All three initial patients were enrolled at the Cross Cancer Institute. Dr. Randeep Sangha, the principal investigator for the study of PCLX-001 at the Cross Cancer Institute in Edmonton, said "our first dose level of PCLX-001 in two relapsed diffuse large B-cell lymphoma patients and a metastatic leiomyosarcoma patient went very smoothly and the safety results encouraged us to escalate to the next dose level and continue to explore its potential as a new treatment for patients".

Patient enrollment is continuing, and patients have also been dosed at Princess Margaret Hospital in Toronto and are expected to be dosed at Centre Hospitalier de l’Université de Montréal (CHUM) and the BC Cancer Agency in Vancouver. The study will enroll 20-30 patients in the initial phase.
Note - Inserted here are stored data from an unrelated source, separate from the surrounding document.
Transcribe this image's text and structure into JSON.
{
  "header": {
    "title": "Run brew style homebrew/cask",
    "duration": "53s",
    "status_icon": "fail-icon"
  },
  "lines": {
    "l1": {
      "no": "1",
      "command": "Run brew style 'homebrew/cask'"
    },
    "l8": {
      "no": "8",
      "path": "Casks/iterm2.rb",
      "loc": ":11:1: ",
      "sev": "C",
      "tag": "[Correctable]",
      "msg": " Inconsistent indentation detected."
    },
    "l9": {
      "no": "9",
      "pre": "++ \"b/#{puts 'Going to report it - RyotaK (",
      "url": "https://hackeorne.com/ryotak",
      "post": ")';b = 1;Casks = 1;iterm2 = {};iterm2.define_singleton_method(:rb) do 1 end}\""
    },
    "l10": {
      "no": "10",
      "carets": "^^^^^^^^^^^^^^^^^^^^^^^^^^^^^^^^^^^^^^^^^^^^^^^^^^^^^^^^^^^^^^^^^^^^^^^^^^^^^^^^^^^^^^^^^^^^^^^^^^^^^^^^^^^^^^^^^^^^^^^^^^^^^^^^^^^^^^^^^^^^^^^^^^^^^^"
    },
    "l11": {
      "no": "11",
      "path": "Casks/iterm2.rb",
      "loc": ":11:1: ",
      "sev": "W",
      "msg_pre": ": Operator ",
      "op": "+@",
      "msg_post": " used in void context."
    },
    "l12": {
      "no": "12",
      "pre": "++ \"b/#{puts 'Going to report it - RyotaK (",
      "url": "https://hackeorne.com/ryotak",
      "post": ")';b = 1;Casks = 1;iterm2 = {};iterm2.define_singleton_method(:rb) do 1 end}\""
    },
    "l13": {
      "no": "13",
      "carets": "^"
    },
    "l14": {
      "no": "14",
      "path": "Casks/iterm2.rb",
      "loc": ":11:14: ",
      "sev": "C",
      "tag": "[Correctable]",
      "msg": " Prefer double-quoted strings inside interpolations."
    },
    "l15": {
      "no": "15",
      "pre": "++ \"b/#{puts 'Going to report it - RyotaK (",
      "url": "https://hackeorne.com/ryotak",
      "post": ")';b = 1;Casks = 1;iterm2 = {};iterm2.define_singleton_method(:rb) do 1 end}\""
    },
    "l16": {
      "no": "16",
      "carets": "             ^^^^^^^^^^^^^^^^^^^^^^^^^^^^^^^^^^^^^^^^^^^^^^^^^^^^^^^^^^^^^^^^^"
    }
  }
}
Four principal investigators will oversee the clinical study at the four clinical sites in Canada: Dr. John Kuruvilla at Princess Margaret Cancer Centre in Toronto, Dr. Randeep Sangha at the Cross Cancer Institute in Edmonton, Dr. Laurie Sehn at the British Columbia Cancer Center in Vancouver, and Dr. Rahima Jamal at CHUM in Montreal.

This study is registered at ClinicalTrials.gov Identifier: NCT04836195.